Finalmente a escola!

Deixo aqui uma confissão: eu gostava de ir à escola. Ao contrário da maioria dos meus colegas e restantes alunos da Secundária, eu gostava de ir à escola e, apesar dos Verões e do calor, apesar da praia, dos mergulhos no mar e noites sem fim, mal podia esperar pelo regresso às aulas.
Porque nas aulas, na escola, havia um propósito, um objectivo muito claro desde tenra idade, entrar para a universidade, tirar Biologia, e um sonho, salvar os Ursos Polares, sonho proficuamente partilhado na turma e motivo de chacota geral.
Mas de pouco importa a chacota quando em casa temos quem nos apoie entre a minha mãe e os avós, felizes num longo, simples mas inesquecível abraço e beijo a cada nota, a cada excelente, a cada 5 primeiro, a cada 18 depois.
Sim, e se a escola teve um papel preponderante na minha formação, a verdade é que metade do que aprendi, aprendi em casa, na família, pela família, e o sucesso da escola dependerá sempre do bem estar familiar.

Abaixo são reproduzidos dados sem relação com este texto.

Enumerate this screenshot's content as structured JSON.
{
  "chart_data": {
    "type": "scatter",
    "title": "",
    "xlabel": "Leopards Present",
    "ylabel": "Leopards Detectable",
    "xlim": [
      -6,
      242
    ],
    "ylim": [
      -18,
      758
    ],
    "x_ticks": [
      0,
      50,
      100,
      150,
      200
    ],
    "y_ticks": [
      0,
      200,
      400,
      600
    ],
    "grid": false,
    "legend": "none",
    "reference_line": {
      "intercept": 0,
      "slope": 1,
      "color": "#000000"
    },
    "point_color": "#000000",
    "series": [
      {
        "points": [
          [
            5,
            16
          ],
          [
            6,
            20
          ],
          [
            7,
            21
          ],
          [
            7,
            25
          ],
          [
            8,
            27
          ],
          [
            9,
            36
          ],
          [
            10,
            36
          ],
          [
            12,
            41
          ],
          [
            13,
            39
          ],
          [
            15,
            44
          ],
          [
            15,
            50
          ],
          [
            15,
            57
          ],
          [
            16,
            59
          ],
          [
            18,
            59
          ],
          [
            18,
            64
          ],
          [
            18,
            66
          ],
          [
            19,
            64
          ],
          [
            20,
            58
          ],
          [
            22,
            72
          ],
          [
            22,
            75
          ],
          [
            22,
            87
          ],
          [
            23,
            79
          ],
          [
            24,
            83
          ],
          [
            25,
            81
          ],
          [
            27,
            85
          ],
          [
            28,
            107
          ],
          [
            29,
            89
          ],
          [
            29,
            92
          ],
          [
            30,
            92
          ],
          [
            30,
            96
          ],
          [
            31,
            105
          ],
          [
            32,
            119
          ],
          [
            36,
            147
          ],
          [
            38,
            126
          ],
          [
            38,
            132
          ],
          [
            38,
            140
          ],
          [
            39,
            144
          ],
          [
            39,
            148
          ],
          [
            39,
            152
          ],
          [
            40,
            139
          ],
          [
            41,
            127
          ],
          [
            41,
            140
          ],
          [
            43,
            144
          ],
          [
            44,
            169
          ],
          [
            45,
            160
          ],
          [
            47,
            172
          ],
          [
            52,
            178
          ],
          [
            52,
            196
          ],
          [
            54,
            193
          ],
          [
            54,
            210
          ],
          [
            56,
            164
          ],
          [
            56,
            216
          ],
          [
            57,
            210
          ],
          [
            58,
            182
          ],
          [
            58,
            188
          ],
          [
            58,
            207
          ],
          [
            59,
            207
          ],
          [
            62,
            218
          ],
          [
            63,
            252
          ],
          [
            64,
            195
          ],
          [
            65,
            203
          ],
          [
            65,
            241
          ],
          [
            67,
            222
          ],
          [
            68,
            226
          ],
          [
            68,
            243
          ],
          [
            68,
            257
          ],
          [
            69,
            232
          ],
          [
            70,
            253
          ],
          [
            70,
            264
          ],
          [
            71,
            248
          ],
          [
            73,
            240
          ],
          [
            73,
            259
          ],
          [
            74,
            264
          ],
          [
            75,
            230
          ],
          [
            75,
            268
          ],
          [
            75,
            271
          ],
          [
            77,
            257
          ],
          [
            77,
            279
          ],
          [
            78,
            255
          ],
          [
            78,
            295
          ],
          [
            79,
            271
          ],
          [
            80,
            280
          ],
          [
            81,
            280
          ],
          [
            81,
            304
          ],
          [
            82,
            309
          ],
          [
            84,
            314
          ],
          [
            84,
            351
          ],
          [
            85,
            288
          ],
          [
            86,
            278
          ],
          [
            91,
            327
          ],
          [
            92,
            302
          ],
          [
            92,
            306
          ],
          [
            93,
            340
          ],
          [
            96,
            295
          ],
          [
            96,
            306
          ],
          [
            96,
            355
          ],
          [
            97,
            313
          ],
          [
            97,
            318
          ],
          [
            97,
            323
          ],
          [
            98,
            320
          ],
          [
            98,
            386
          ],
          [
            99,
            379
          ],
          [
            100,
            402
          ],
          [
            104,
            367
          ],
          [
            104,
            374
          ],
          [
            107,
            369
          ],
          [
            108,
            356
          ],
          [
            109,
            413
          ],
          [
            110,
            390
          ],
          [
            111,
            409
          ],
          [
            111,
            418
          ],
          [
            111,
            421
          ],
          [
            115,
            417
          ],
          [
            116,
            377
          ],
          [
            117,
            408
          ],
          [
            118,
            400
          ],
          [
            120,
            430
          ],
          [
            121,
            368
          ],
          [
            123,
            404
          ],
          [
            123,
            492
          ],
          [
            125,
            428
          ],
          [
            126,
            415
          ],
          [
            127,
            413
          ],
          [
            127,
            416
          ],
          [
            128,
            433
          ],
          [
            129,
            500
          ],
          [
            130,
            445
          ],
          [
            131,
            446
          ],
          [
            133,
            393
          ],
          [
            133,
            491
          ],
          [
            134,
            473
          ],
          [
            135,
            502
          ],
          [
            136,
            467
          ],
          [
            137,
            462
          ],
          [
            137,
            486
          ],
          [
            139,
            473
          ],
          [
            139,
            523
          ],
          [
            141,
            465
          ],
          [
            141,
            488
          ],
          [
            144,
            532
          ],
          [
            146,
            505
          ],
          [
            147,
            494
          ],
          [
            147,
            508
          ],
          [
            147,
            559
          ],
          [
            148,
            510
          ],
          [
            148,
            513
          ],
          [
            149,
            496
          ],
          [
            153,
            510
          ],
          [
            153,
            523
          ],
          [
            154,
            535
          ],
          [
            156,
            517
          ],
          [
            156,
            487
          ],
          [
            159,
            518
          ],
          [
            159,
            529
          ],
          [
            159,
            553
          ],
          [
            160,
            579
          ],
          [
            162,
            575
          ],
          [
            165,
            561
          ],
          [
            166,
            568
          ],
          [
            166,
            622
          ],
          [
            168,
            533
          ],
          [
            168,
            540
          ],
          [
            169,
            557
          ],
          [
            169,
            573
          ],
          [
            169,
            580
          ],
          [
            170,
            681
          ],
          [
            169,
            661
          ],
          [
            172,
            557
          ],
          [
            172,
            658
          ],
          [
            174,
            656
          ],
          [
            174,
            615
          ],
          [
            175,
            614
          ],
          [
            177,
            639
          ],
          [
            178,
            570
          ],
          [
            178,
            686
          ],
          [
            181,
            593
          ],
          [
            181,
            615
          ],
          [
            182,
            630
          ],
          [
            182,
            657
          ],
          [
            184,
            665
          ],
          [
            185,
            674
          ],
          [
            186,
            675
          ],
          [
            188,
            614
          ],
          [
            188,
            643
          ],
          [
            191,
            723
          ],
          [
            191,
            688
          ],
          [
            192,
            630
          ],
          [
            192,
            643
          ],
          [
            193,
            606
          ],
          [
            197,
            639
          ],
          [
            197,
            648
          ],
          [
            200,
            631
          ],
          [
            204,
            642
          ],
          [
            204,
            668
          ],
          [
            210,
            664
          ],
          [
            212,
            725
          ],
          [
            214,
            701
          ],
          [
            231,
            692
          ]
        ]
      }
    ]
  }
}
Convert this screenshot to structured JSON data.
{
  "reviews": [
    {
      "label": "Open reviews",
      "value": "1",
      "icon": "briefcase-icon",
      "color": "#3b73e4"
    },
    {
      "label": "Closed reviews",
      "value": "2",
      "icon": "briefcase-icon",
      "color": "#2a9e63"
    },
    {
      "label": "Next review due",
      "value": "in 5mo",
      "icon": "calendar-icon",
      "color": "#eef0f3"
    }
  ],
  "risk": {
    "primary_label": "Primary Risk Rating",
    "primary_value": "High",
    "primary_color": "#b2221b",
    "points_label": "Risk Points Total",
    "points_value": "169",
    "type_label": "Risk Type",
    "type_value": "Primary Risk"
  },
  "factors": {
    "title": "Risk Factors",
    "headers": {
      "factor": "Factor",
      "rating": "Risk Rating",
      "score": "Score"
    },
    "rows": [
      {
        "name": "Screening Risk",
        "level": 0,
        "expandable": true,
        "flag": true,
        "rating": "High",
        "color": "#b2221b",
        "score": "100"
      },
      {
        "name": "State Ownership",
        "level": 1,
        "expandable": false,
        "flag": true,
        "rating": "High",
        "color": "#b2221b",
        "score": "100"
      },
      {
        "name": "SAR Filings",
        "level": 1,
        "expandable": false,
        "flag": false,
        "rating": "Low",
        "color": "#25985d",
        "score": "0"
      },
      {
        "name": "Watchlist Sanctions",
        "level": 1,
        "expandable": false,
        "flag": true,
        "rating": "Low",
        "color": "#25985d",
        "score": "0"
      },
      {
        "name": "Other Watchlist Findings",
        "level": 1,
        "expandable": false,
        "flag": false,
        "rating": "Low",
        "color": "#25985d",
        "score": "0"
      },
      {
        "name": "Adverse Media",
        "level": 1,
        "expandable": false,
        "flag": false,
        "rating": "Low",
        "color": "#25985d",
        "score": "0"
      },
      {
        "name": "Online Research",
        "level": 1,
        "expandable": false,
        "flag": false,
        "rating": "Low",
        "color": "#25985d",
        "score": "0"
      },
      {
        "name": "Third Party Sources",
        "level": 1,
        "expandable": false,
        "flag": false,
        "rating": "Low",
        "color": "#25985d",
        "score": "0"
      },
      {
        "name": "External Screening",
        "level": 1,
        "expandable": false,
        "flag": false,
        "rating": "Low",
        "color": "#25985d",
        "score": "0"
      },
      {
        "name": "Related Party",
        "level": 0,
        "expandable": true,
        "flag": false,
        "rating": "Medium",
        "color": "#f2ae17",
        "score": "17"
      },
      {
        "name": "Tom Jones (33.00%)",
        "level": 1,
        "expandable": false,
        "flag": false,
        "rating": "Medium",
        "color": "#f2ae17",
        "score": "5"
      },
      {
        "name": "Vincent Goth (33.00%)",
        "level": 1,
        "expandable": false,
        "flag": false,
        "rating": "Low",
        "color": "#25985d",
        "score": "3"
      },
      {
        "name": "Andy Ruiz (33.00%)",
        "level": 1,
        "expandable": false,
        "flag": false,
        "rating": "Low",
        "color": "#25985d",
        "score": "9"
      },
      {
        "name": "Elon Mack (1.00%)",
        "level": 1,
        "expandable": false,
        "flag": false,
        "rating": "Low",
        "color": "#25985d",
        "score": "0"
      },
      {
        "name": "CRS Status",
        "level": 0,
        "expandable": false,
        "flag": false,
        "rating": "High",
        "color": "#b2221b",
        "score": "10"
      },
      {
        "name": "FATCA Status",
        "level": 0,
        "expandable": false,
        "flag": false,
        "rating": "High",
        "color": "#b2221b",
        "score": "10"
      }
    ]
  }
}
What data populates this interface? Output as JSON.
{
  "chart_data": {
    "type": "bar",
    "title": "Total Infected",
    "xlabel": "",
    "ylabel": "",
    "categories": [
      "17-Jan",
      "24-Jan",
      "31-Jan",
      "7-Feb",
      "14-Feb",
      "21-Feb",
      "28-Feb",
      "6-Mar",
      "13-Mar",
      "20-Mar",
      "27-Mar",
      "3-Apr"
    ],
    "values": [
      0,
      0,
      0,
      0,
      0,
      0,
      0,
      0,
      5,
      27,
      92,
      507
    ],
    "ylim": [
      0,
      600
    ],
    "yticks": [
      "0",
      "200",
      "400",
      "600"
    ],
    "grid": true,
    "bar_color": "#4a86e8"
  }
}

E sim, no final de cada Verão ansiava por voltar a ver amigos, aqueles professores mais chegados e, acima de tudo, poder continuar a viver e a sonhar aquela paixão do ano anterior, ainda e sempre por concretizar, pela rapariga mais gira da turma, que entretanto já tem namorado.
Mas eu não queria saber, e escrevia poemas de amor.
A escola foi, e ainda é, a minha vida, hoje como professor. Incentivado, aprendi a importância do saber, da partilha de conhecimentos, experiências, emoções, e sair da escola, partir os muros e saber o mundo, para no fim voltar sempre à escola, depois de mais um Verão, sequioso de viver.